The Coalition for Nuclear Disarmament and Peace (CNDP) takes serious note of the dramatic declaration of the Indian Prime Minister, on March 27, early afternoon, claiming, in a nationally televised address, successful testing of an ASAT missile by way of destroying an Indian military Low Earth Orbit (LEO) satellite at an altitude of almost 300 kms, over the Bay of Bengal.
Whatever be the actual military significance of the claimed successful test, it definitely makes the current regional and global scenarios even murkier and constitutes an assault on the ongoing global campaign for demilitarisation of the outer space.

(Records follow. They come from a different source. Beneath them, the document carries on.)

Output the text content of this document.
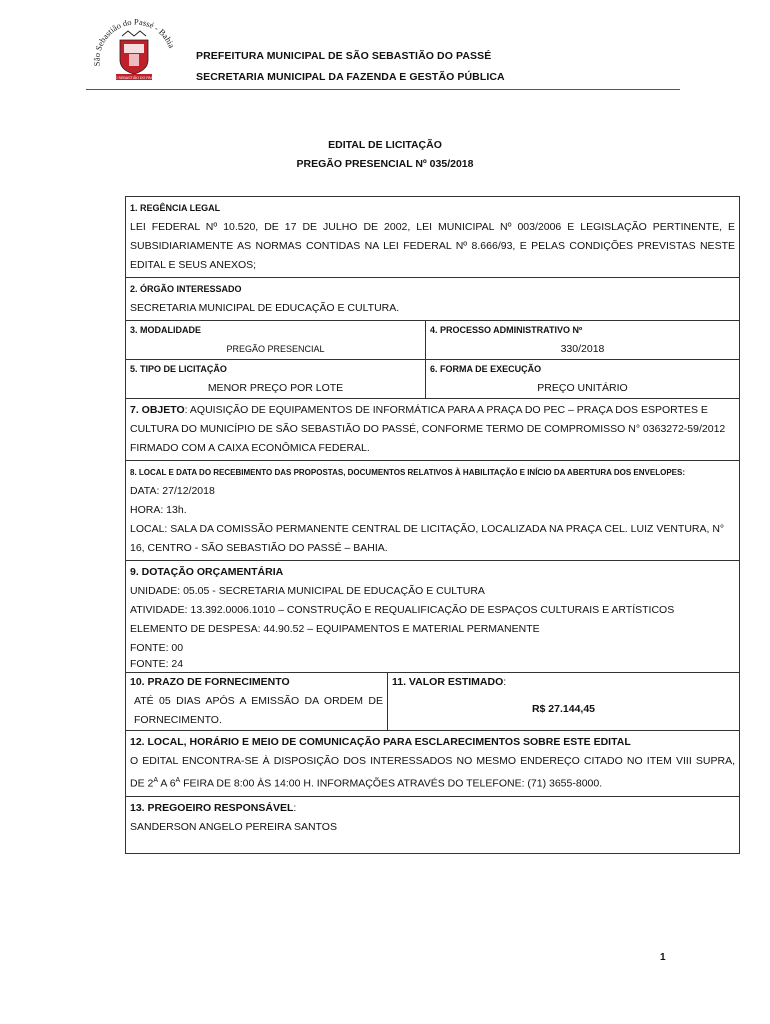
São Sebastião do Passé - Bahia
SÃO SEBASTIÃO DO PASSÉ
PREFEITURA MUNICIPAL DE SÃO SEBASTIÃO DO PASSÉ
SECRETARIA MUNICIPAL DA FAZENDA E GESTÃO PÚBLICA
EDITAL DE LICITAÇÃO
PREGÃO PRESENCIAL Nº 035/2018
1. REGÊNCIA LEGAL
LEI FEDERAL Nº 10.520, DE 17 DE JULHO DE 2002, LEI MUNICIPAL Nº 003/2006 E LEGISLAÇÃO PERTINENTE, E SUBSIDIARIAMENTE AS NORMAS CONTIDAS NA LEI FEDERAL Nº 8.666/93, E PELAS CONDIÇÕES PREVISTAS NESTE EDITAL E SEUS ANEXOS;
2. ÓRGÃO INTERESSADO
SECRETARIA MUNICIPAL DE EDUCAÇÃO E CULTURA.
3. MODALIDADE
PREGÃO PRESENCIAL
4. PROCESSO ADMINISTRATIVO Nº
330/2018
5. TIPO DE LICITAÇÃO
MENOR PREÇO POR LOTE
6. FORMA DE EXECUÇÃO
PREÇO UNITÁRIO
7. OBJETO: AQUISIÇÃO DE EQUIPAMENTOS DE INFORMÁTICA PARA A PRAÇA DO PEC – PRAÇA DOS ESPORTES E CULTURA DO MUNICÍPIO DE SÃO SEBASTIÃO DO PASSÉ, CONFORME TERMO DE COMPROMISSO N° 0363272-59/2012 FIRMADO COM A CAIXA ECONÔMICA FEDERAL.
8. LOCAL E DATA DO RECEBIMENTO DAS PROPOSTAS, DOCUMENTOS RELATIVOS À HABILITAÇÃO E INÍCIO DA ABERTURA DOS ENVELOPES:
DATA: 27/12/2018
HORA: 13h.
LOCAL: SALA DA COMISSÃO PERMANENTE CENTRAL DE LICITAÇÃO, LOCALIZADA NA PRAÇA CEL. LUIZ VENTURA, N° 16, CENTRO - SÃO SEBASTIÃO DO PASSÉ – BAHIA.
9. DOTAÇÃO ORÇAMENTÁRIA
UNIDADE: 05.05 - SECRETARIA MUNICIPAL DE EDUCAÇÃO E CULTURA
ATIVIDADE: 13.392.0006.1010 – CONSTRUÇÃO E REQUALIFICAÇÃO DE ESPAÇOS CULTURAIS E ARTÍSTICOS
ELEMENTO DE DESPESA: 44.90.52 – EQUIPAMENTOS E MATERIAL PERMANENTE
FONTE: 00
FONTE: 24
10. PRAZO DE FORNECIMENTO
ATÉ 05 DIAS APÓS A EMISSÃO DA ORDEM DE FORNECIMENTO.
11. VALOR ESTIMADO:
R$ 27.144,45
12. LOCAL, HORÁRIO E MEIO DE COMUNICAÇÃO PARA ESCLARECIMENTOS SOBRE ESTE EDITAL
O EDITAL ENCONTRA-SE À DISPOSIÇÃO DOS INTERESSADOS NO MESMO ENDEREÇO CITADO NO ITEM VIII SUPRA, DE $2^A$ A $6^A$ FEIRA DE 8:00 ÀS 14:00 H. INFORMAÇÕES ATRAVÉS DO TELEFONE: (71) 3655-8000.
13. PREGOEIRO RESPONSÁVEL:
SANDERSON ANGELO PEREIRA SANTOS
1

Of course, the United States is the original culprit, which would soon enough be joined in by its the main adversary then – the Soviet Union, and, later, China. The ASAT tests carried out by these countries and India go against the very grain of the Outer Space Treaty of 1967 to which all the said four States are parties. The Treaty in no uncertain terms states as follows: “The States Parties to this Treaty… Recognizing the common interests of all [hu]mankind in the progress of the exploration and use of outer space for peaceful purposes, … Have agreed on the following:… (Article III) ‘State Parties to the Treaty shall carry on activities in the exploration and USE OF OUTER SPACE… IN THE INTEREST OF MAINTAINING INTERNATIONAL PEACE AND SECURITY and promoting international cooperation and understanding.’ (Article IV) ‘State Parties to the Treaty undertake not to place in orbit around the Earth any objects carrying nuclear weapons… or STATION SUCH WEAPONS IN OUTER SPACE IN ANY OTHER MANNER.”
The open and boisterous entry of India into the so-called ‘Star Wars’ club, despite self-imposed abstinence by all the other technologically advanced countries, except three, is a wholly regrettable development, more so because ASAT weapons can in no way PROTECT Indian satellites deployed in outer space. Since ASAT weapons can only DESTROY an adversary’s satellites, any use of such weapons would be a provocative act that tantamounts to declaration of war.
Satellites and spacecrafts in outer space can be protected only through mutual agreements by all concerned. In this regard, adoption of the draft treaties on Prevention of an Arms Race in Outer Space (PAROS) and the Prevention of the Placement of Weapons in Outer Space, the Threat or Use of Force against Outer Space Objects (PPWT) that are pending before the Conference on Disarmament attains added importance. The only country opposed to the adoption of PAROS and PPWT is the United States.
It may further be noted that the Indian Finance Minister, with the Defence Minister in tow, in a press conference, termed the test firing as India’s bid to prepare for “tomorrow’s war”.
From the standpoint of peace activists, such unwarranted pronouncements from cabinet ministers sound too ominous.
The CNDP, hereby, recommits itself to further strengthening the global campaign for demilitarisation of the outer space as well as complete abolition of nuclear weapons – so very necessary for continued human survival.
The CNDP also calls upon all other such bodies and peace loving people across the world to take note of this worrying development and redouble their efforts to ensure that the use of outer space is confined entirely for peaceful purposes.